Sie lösen keine tiefsitzenden Verhaltensprobleme über Nacht
aber sie sind auch keine Manipulation oder „falsche Liebe“.
Richtig eingesetzt sind sie ein wertvolles Werkzeug, um Emotionen positiv zu beeinflussen.
Wenn dein Hund ein Leckerli bekommt, passiert im Gehirn etwas Faszinierendes:
🧠 Dopamin wird ausgeschüttet – das sogenannte Glückshormon.
Dieses sorgt für positive Gefühle, Motivation und eine sichere emotionale Verknüpfung:
„Das, was gerade passiert, ist schön und lohnt sich!“🤩
So kann dein Hund z. B. lernen, dass etwas, das ihm früher Angst gemacht hat (Geräusche, Menschen, Tierarzt), gar nicht so schlimm ist.
Mit der Zeit wird aus Unsicherheit Vertrauen.
Und das Beste:
Das Fressen selbst hat eine stressreduzierende Wirkung.
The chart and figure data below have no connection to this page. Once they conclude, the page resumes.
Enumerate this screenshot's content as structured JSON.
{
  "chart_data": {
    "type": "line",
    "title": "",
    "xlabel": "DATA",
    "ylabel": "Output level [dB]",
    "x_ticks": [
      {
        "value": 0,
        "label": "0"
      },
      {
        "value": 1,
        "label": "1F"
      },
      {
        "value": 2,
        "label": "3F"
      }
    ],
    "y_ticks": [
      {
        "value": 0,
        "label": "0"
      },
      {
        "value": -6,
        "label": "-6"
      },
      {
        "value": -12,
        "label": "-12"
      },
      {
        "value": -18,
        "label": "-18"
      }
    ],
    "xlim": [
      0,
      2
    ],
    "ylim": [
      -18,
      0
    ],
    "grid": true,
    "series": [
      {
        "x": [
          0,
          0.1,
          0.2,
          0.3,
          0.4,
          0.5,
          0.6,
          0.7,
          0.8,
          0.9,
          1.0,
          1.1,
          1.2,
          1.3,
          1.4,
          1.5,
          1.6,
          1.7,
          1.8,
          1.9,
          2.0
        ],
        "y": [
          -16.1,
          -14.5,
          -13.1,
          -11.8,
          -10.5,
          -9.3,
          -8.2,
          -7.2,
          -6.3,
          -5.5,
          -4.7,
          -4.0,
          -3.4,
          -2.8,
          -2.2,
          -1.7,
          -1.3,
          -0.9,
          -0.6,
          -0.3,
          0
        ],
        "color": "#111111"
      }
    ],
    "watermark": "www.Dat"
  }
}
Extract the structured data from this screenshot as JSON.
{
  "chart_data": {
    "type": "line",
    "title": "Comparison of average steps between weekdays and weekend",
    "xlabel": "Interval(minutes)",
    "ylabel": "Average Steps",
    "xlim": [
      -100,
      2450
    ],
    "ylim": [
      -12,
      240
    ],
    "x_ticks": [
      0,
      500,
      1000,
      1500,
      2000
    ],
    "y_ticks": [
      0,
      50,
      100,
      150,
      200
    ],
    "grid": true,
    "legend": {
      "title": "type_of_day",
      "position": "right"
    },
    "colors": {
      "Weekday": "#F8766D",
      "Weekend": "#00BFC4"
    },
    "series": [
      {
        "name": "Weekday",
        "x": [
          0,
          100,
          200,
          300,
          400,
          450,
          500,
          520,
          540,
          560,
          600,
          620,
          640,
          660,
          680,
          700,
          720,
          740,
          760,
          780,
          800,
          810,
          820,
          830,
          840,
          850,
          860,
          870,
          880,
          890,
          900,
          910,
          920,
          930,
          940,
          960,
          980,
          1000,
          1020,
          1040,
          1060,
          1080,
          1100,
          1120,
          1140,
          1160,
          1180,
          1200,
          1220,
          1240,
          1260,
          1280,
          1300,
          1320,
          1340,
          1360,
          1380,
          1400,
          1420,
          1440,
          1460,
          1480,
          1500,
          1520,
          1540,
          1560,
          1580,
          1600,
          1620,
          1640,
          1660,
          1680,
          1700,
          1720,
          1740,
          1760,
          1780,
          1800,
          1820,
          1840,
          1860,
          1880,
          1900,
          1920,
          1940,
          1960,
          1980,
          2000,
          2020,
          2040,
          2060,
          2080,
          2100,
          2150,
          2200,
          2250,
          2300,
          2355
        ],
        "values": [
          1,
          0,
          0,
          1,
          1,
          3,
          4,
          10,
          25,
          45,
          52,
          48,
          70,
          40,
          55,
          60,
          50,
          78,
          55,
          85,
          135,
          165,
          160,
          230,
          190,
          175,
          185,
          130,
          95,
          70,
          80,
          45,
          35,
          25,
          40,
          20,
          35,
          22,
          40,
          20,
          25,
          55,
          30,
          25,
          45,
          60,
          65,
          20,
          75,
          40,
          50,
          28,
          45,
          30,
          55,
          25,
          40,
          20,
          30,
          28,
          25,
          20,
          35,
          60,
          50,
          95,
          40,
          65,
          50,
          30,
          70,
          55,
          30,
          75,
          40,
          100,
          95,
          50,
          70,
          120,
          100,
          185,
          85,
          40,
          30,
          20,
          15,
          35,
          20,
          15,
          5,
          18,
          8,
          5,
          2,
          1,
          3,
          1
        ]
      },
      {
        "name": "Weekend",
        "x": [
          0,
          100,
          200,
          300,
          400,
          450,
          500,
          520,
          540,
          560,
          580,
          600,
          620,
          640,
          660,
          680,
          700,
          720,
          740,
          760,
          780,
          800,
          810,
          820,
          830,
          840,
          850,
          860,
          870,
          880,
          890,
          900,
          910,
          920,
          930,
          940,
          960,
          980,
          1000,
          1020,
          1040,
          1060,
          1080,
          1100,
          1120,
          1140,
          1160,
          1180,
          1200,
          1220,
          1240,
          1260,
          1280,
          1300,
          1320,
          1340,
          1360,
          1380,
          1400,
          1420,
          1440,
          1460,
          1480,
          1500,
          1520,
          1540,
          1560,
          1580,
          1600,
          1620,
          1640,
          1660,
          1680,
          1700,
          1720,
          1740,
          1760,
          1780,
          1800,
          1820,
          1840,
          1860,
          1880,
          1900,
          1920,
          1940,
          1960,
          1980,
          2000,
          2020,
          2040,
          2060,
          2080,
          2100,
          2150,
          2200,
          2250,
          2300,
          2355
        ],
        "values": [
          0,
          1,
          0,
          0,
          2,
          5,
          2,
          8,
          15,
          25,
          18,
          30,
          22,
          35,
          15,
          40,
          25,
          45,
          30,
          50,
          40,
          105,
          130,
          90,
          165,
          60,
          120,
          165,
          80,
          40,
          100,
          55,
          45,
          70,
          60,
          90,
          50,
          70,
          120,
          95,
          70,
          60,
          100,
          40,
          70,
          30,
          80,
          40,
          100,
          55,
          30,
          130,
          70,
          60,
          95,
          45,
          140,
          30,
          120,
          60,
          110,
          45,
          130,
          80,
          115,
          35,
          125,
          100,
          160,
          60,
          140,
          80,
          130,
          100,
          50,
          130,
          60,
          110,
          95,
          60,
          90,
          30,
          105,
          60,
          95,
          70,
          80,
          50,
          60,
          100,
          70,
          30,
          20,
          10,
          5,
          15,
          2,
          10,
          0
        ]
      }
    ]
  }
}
Kauen und Lecken setzen Endorphine frei, senken Cortisol (Stresshormon)
und helfen deinem Hund, sich zu entspannen. 🛁
Aber:
❌ Wenn Leckerlis nur gegeben werden, um Situationen zu überdecken oder abzulenken,
verfehlen sie ihren Zweck.
✅ Wenn du sie gezielt einsetzt – im richtigen Moment, mit Ruhe und Bewusstsein,
können sie helfen, Vertrauen, Sicherheit und positive Emotionen zu fördern.
💡 Fazit:
Leckerlis sind weder „gut“ noch „schlecht“.
Sie sind Kommunikation, Emotion und Beziehung in Futterform. 🐾
💬 Wie siehst du das?
Setzt du Leckerlis bewusst im Training ein – oder eher spontan im Alltag?